I am working on Quora duplicate dataset that has 3 columns: ‘Question 1’, ‘Question 2’, ‘duplicate flag’.

I want to use DataLoader to speed up the model. Any idea on how to implement batching in data loader when you have 2 text of different lengths.

PS: Using fastext exbeddings for each word

I created the Dataset as follows:-

import torch.utils.data as Data
from torch.utils.data import Dataset

class QuoraDataset(Dataset):
    def __init__(self, csv, transform=None, separator = ','):
        df = pd.read_csv(csv, sep=separator)

        df['question1'] = df['question1'].astype(str)
        self.q_1 = [i.split(' ') for i in df['question1'].values.tolist()]

        df['question2'] = df['question2'].astype(str)
        self.q_2 = [i.split(' ') for i in train['question2'].values.tolist()]

        self.label = df['is_duplicate'].values.tolist()

        self.length = len(df)
        self.transform = transform

       
    def __len__(self):
        return self.length
    
    def __getitem__(self,index):

        inputs1 = torch.tensor([get_ft(word) for word in self.q_1[index]])
        inputs2 = torch.tensor([get_ft(word) for word in self.q_2[index]])

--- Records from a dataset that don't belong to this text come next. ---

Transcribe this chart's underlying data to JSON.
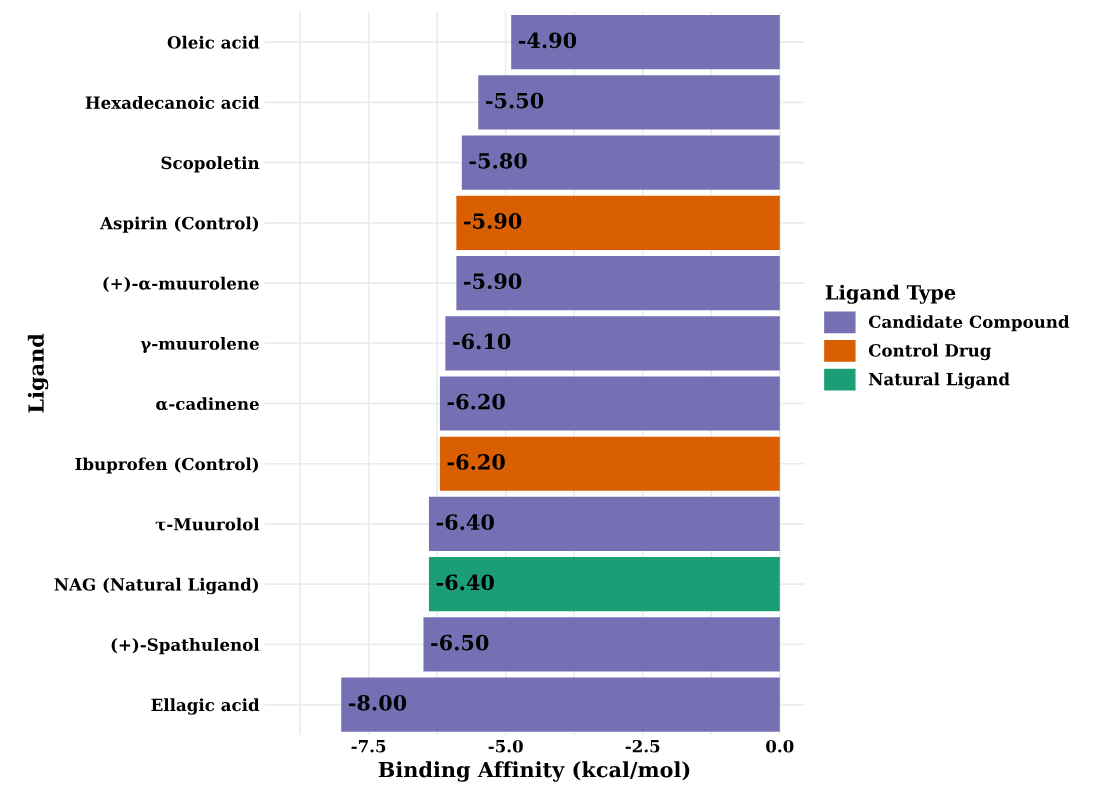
{
  "chart_data": {
    "type": "bar",
    "orientation": "horizontal",
    "xlabel": "Binding Affinity (kcal/mol)",
    "ylabel": "Ligand",
    "legend_title": "Ligand Type",
    "categories": [
      "Oleic acid",
      "Hexadecanoic acid",
      "Scopoletin",
      "Aspirin (Control)",
      "(+)-α-muurolene",
      "γ-muurolene",
      "α-cadinene",
      "Ibuprofen (Control)",
      "τ-Muurolol",
      "NAG (Natural Ligand)",
      "(+)-Spathulenol",
      "Ellagic acid"
    ],
    "series": [
      {
        "name": "Candidate Compound",
        "color": "#7570b3",
        "values": [
          -4.9,
          -5.5,
          -5.8,
          null,
          -5.9,
          -6.1,
          -6.2,
          null,
          -6.4,
          null,
          -6.5,
          -8.0
        ],
        "value_labels": [
          "-4.90",
          "-5.50",
          "-5.80",
          null,
          "-5.90",
          "-6.10",
          "-6.20",
          null,
          "-6.40",
          null,
          "-6.50",
          "-8.00"
        ]
      },
      {
        "name": "Control Drug",
        "color": "#d95f02",
        "values": [
          null,
          null,
          null,
          -5.9,
          null,
          null,
          null,
          -6.2,
          null,
          null,
          null,
          null
        ],
        "value_labels": [
          null,
          null,
          null,
          "-5.90",
          null,
          null,
          null,
          "-6.20",
          null,
          null,
          null,
          null
        ]
      },
      {
        "name": "Natural Ligand",
        "color": "#1b9e77",
        "values": [
          null,
          null,
          null,
          null,
          null,
          null,
          null,
          null,
          null,
          -6.4,
          null,
          null
        ],
        "value_labels": [
          null,
          null,
          null,
          null,
          null,
          null,
          null,
          null,
          null,
          "-6.40",
          null,
          null
        ]
      }
    ],
    "xlim": [
      -9.4,
      0.45
    ],
    "xticks": [
      {
        "value": -8.75,
        "label": null
      },
      {
        "value": -7.5,
        "label": "-7.5"
      },
      {
        "value": -6.25,
        "label": null
      },
      {
        "value": -5.0,
        "label": "-5.0"
      },
      {
        "value": -3.75,
        "label": null
      },
      {
        "value": -2.5,
        "label": "-2.5"
      },
      {
        "value": -1.25,
        "label": null
      },
      {
        "value": 0.0,
        "label": "0.0"
      }
    ],
    "grid": true,
    "legend": "right"
  }
}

        sample = {'x1':self.q_1, 'x2':self.q_2, 'y':self.label[index]}
        return sample

You could write a custom collate_fn, which will create the batches with the variable length data samples.
Have a look at this example.

@ptrblck Thanks for the response. I read that post and wrote a custom collate_fn which is as follows: -

#build dataloaders
def collate_fn_padd(batch):


  batch_x1 = [t['x1'] for t in batch]
  batch_x2 = [t['x2'] for t in batch]
  batch_y = [t['y'] for t in batch]

  lengths_x1 = torch.tensor([t.shape[0] for t in batch_x1])
  lengths_x2 = torch.tensor([t.shape[0] for t in batch_x2])

  from torch.nn.utils.rnn import pad_sequence

  b_x1 = pad_sequence(batch_x1, batch_first=True, padding_value=0)
  b_x2 = pad_sequence(batch_x2, batch_first=True, padding_value=0)
  batch_y = torch.tensor(batch_y)

  return b_x1, b_x2, lengths_x1, lengths_x2, batch_y

batch_size = 2
train_dl = Data.DataLoader(train_ds, batch_size=batch_size, shuffle=False, collate_fn=collate_fn_padd)

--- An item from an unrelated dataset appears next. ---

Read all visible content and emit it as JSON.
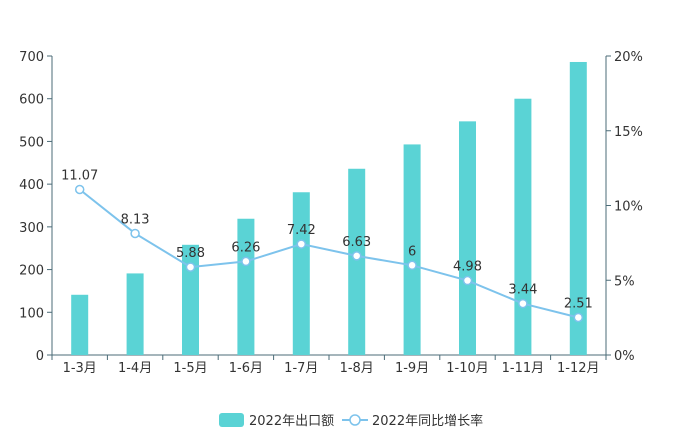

The problem starts now. I have a model that takes 2 sentences and runs LSTM on them which is as follows: -

class LR(nn.Module):
    def __init__(self, embedding_dim, hidden_dim):
        super(LR, self).__init__()

        self.lstm = nn.LSTM(embedding_dim, hidden_dim, num_layers = LSTM_LAYERS, dropout = DROPOUT, bidirectional = True)
        self.Bilinear = nn.Bilinear(2*LSTM_LAYERS*HIDDEN_DIM, 2*LSTM_LAYERS*HIDDEN_DIM, 1, bias=False)

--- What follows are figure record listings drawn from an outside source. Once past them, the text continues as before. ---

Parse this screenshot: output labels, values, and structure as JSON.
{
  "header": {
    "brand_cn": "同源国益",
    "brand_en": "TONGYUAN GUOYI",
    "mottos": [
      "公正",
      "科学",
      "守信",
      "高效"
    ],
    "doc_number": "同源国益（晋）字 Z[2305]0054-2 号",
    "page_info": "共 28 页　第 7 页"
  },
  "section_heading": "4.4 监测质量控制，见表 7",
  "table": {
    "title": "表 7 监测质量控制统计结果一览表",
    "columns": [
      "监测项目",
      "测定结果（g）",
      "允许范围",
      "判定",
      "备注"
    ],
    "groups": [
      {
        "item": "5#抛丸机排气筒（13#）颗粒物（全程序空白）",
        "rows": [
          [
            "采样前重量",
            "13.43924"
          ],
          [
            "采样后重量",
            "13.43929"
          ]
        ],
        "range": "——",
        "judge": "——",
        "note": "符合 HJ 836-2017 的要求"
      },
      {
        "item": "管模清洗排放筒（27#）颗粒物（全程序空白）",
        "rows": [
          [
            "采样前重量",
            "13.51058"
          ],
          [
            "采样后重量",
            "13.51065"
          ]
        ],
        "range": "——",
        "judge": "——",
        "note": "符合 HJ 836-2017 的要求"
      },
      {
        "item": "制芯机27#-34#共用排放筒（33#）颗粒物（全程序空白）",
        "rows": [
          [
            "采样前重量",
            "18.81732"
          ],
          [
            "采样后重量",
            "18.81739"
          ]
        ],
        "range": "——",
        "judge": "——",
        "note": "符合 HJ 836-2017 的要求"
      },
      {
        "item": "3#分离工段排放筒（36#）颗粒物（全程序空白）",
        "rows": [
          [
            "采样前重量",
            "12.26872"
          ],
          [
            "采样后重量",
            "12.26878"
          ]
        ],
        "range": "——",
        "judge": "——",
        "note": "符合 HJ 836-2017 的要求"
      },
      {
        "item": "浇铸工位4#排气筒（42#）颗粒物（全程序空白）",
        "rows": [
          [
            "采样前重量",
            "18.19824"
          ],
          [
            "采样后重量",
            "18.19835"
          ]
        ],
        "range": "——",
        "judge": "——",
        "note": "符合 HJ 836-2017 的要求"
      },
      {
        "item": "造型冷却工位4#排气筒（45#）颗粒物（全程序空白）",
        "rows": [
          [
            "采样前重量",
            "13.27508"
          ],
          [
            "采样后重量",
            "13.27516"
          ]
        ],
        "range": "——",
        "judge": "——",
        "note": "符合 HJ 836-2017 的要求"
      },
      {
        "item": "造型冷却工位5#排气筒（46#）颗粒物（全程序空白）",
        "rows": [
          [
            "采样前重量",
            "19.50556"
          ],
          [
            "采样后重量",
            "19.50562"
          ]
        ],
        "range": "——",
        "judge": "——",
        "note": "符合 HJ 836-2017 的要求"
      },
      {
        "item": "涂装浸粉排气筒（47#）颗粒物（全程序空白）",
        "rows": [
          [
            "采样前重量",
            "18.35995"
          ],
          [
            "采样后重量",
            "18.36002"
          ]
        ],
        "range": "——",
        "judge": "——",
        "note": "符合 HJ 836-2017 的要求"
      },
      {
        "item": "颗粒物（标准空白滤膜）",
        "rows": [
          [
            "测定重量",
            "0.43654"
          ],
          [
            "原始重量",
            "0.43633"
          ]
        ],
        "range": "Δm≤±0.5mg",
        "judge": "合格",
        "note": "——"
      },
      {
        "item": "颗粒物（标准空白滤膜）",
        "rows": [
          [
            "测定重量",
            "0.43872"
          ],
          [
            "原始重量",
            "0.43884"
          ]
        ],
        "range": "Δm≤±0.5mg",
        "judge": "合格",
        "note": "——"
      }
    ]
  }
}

    def forward(self, sentence1, sentence2):
        
        _, (hidden_state1, _) = self.lstm(sentence1.view(len(sentence1), 1, -1))
        _, (hidden_state2, _) = self.lstm(sentence2.view(len(sentence2), 1, -1))
        
        h1 = hidden_state1.view(-1)
        h2 = hidden_state2.view(-1)
        
        y_predict = torch.sigmoid(self.Bilinear(h1,h2))

        return y_predict

As the model uses LSTM, I was trying to pack the 2 batches ‘x1’ and ‘x2’ separately. The function pack_padded_sequence requires the each element (2 sentences for a batch_size = 2 in my case) of a batch to be sorted by the length of element in decreasing order. I have a 2 fold confusion here: -

  1. The elements of the each batch 'x1 and ‘x2’ can be totally different in lengths. The y_batch which is common to both ‘x1’ and ‘x2’ would then can have a different order for ‘x1’ and ‘x2’. Any method to resolve this dilemma?
  2. When passing the data in batches for the above case, is order relevant anymore?